Open philmichel opened 10 months ago
Database seems completely fine and does not show high usage at all:
2023-12-27 03:27:26.173 UTC [1] LOG: starting PostgreSQL 15.5 on x86_64-pc-linux-musl, compiled by gcc (Alpine 13.2.1_git20231014) 13.2.1 20231014, 64-bit
2023-12-27 03:27:26.173 UTC [1] LOG: listening on IPv4 address "0.0.0.0", port 5432
2023-12-27 03:27:26.173 UTC [1] LOG: listening on IPv6 address "::", port 5432
2023-12-27 03:27:26.177 UTC [1] LOG: listening on Unix socket "/var/run/postgresql/.s.PGSQL.5432"
2023-12-27 03:27:26.182 UTC [24] LOG: database system was shut down at 2023-12-27 03:25:53 UTC
2023-12-27 03:27:26.200 UTC [1] LOG: database system is ready to accept connections
I have been seeing roughly this same thing, I know there are a couple posts around CPU usage. My instance just myself and a handful of subs. I only have one lemmy_server but it's consuming 367%. I turned my pool_size as well but load doesn't seem to be coming from postgre either.
I'm having the same issue. Seeing 50-97% CPU usage.
Seeing the same here. Have 1 CPU allocated and can visually see when I updated to 19.0
@eric7456 : I think you may need more than 1 cpu now in Lemmy 0.19.
I have 3 cpus and they are all pretty busy most of the time. Before 0.19 the lemmy software used very little cpu, and most of it was on the database side. But now the lemmy process is quite cpu hungry.
It would of course be great if it was possible to reduce the cpu usage in 0.19 but so much was rewritten, so not sure its possible. Guess we will see.
@linux-cultist It will peg as many cores as you throw at it to 100%, no matter how little activity is taking place on the server. Don’t think that’s normal.

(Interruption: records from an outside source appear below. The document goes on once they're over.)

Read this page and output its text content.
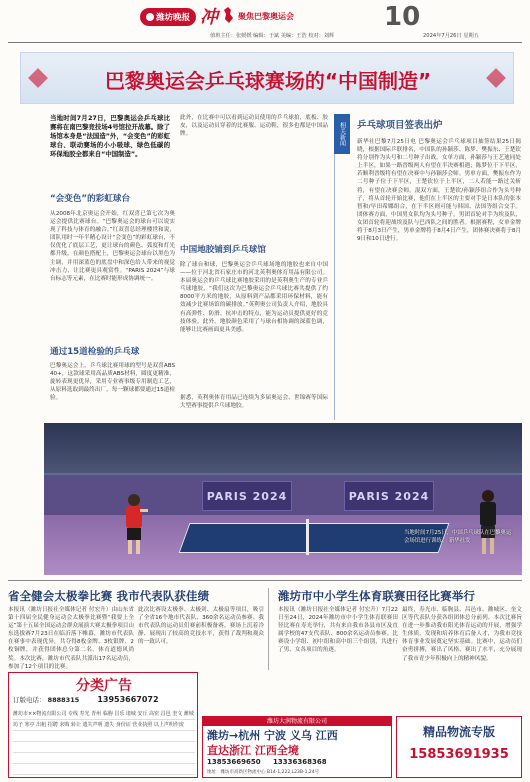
潍坊晚报 冲	聚焦巴黎奥运会	10
2024年7月26日 星期五
值班主任：张媛媛 编辑：于斌 美编：王浩 校对：刘辉
巴黎奥运会乒乓球赛场的“中国制造”
当地时间7月27日，巴黎奥运会乒乓球比赛将在南巴黎竞技场4号馆拉开战幕。除了场馆本身是“法国造”外，“会变色”的彩虹球台、联动赛场的小小吸球、绿色低碳的环保地胶全都来自“中国制造”。
“会变色”的彩虹球台
从2008年北京奥运会开始，红双喜已第七次为奥运会提供比赛球台。“巴黎奥运会的球台可以说实现了科技与体育的融合。”红双喜总经理楼世和说，团队用时一年半精心设计“会变色”的彩虹球台，不仅优化了底层工艺，更让球台的颜色、弧度和灯光都升级。在颜色搭配上，巴黎奥运会球台以黑色为主调，并用深蓝色的底盘中和深色给人带来的视觉冲击力，让比赛更具观赏性。“PARIS 2024”与球台标志等元素，在比赛时能形成协调统一。
通过15道检验的乒乓球
巴黎奥运会上，乒乓球比赛用球的型号是双喜ABS 40+，这款球采用高品质ABS材料，圆度更精准，旋转表现更优异，采用专业赛事级专用制造工艺，从原料选取到最终出厂，每一颗球都要通过15道检验。
此外，在比赛中可以看到运动员使用的乒乓球拍，底板、胶皮，以及运动员穿着的比赛服、运动鞋，很多也都是中国品牌。
中国地胶铺到乒乓球馆
除了球台和球，巴黎奥运会乒乓球场地的地胶也来自中国——位于河北省石家庄市的河北英利奥体育用品有限公司。本届奥运会的乒乓球比赛地胶采用的是英利奥生产的专业乒乓球地胶，“我们这次为巴黎奥运会乒乓球比赛共提供了约8000平方米的地胶，从原料到产品都采用环保材料，能有效减少比赛场馆的碳排放。”英利奥公司负责人介绍，地胶具有高弹性、防滑、抗冲击的特点，能为运动员提供更好的竞技体验。此外，地胶颜色采用了与球台相协调的深蓝色调，能够让比赛画面更具美感。
据悉，英利奥体育用品已连续为多届奥运会、世锦赛等国际大型赛事提供乒乓球地胶。
相关新闻 乒乓球项目签表出炉
新华社巴黎7月25日电 巴黎奥运会乒乓球项目抽签结果25日揭晓，根据国际乒联排名，中国队的孙颖莎、陈梦、樊振东、王楚钦将分别作为头号和二号种子出战。女单方面，孙颖莎与王艺迪同处上半区，如果一路晋级两人有望在半决赛相遇；陈梦位于下半区，若顺利晋级将有望在决赛中与孙颖莎会师。男单方面，樊振东作为二号种子位于下半区，王楚钦位于上半区，二人若能一路过关斩将，有望在决赛会师。混双方面，王楚钦/孙颖莎组合作为头号种子，将从首轮开始比赛，他们在上半区的主要对手是日本队的张本智和/早田希娜组合，在下半区则可能与韩国、法国等组合交手。团体赛方面，中国男女队均为头号种子，男团首轮对手为埃及队，女团首轮将迎战埃及队与巴西队之间的胜者。根据赛程，女单金牌将于8月3日产生，男单金牌将于8月4日产生，团体赛决赛将于8月9日和10日进行。
PARIS 2024	PARIS 2024
当地时间7月25日，中国乒乓球队在巴黎奥运会场馆进行训练。 新华社发
省全健会太极拳比赛 我市代表队获佳绩
本报讯（潍坊日报社全媒体记者 付宏升）由山东省第十四届全民健身运动会太极拳比赛暨“我要上全运”第十五届全国运动会群众展演大赛太极拳项目山东选拔赛7月23日在临沂落下帷幕，潍坊市代表队在赛事中表现优异，共夺得8枚金牌、3枚银牌、2枚铜牌，并获得团体总分第二名、体育道德风尚奖。本次比赛，潍坊市代表队共派出17名运动员，参加了12个项目的比赛。
此次比赛设太极拳、太极剑、太极扇等项目，吸引了全省16个地市代表队、360余名运动员参赛。我市代表队的运动员们赛前积极备赛，赛场上沉着冷静、展现出了较高的竞技水平，获得了裁判和观众的一致认可。
潍坊市中小学生体育联赛田径比赛举行
本报讯（潍坊日报社全媒体记者 付宏升）7月22日至24日，2024年潍坊市中小学生体育联赛田径比赛在寿光举行，共有来自我市各县市区及直属学校的47支代表队、800余名运动员参赛。比赛设小学组、初中组和高中组三个组别，共进行了男、女各项目的角逐。
最终，寿光市、临朐县、昌邑市、潍城区、奎文区等代表队分获各组团体总分前列。本次比赛旨在进一步推动我市阳光体育运动的开展，增强学生体质，发现和培养体育后备人才，为我市竞技体育事业发展奠定坚实基础。比赛中，运动员们奋勇拼搏，赛出了风格、赛出了水平，充分展现了我市青少年积极向上的精神风貌。
分类广告
订版电话： 8888315 13953667072
潍坊市××物流有限公司 专线 寿光 青州 临朐 昌乐 诸城 安丘 高密 昌邑 奎文 潍城 坊子 寒亭 出租 招聘 求购 转让 遗失声明 遗失 身份证 营业执照 以上声明作废	潍坊大润物流有限公司
潍坊→杭州 宁波 义乌 江西
直达浙江 江西全境
13853669650 13336368368
地址：潍坊市高新区物流中心 B14-1,222,L23B-1,24号
精品物流专版
15853691935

It would be helpful if you can split Lemmy into multiple processes for different tasks, and see which one is causing the high cpu usage. Use the following in docker-compose.yml, whats important are the entrypoints:
lemmy:
image: dessalines/lemmy:0.19.1
hostname: lemmy
restart: always
logging: *default-loggingg
environment:
- RUST_LOG="warn"
volumes:
- ./lemmy.hjson:/config/config.hjson:Z
depends_on:
- postgres
- pictrss
entrypoint: lemmy_server --disable-activity-sending --disable-scheduled-tasks
lemmy-federate:
image: dessalines/lemmy:0.19.1
hostname: lemmy
restart: always
logging: *default-loggingg
environment:
- RUST_LOG="warn"
volumes:
- ./lemmy.hjson:/config/config.hjson:Z
depends_on:
- postgres
- pictrs
entrypoint: lemmy_server --disable-http-server --disable-scheduled-tasks
lemmy-tasks:
image: dessalines/lemmy:0.19.1
hostname: lemmy
restart: always
logging: *default-loggingg
environment:
- RUST_LOG="warn"
volumes:
- ./lemmy.hjson:/config/config.hjson:Z
depends_on:
- postgres
- pictrs
entrypoint: lemmy_server --disable-activity-sending --disable-http-server
@Nutomic: I dont think I have the bug myself, only like 10% usage sometimes on one of the lemmy processes:
The rest of the cpu usage is postgres. Maybe @philmichel gets a better picture.
@Nutomic
Here's my current config
Bumping to 4 cores + 4GB ram
Seeing the same thing as Eric, in that the federation is what is spiking:
indeed, i'll turn off the server for now until there's an update
@phiresky Do you have any idea how to reduce the cpu usage for activity sending?
It would be good to get some info on the state of the federation queue while this is happening. I don't think anyone has linked an instance here yet? Check https://phiresky.github.io/lemmy-federation-state/ .
It's expected right now that when the sending is down for a while it will take a up a lot of resources while the queue is catching up (since it will send out all pending events since the queue went down). That's what happened on lemm.ee. If it's consistently that high even when the queue is caught up it might be some bug.
Please enable info logging on the lemmy_federate process with RUST_LOG="warn,lemmy_federate=info"
and provide output (it should contain lines like Federating to X instances (x dead, x lagging)
Please provide a link to a public instance with the issue or attach screenshots of the https://phiresky.github.io/lemmy-federation-state/site to see what state the queues are in.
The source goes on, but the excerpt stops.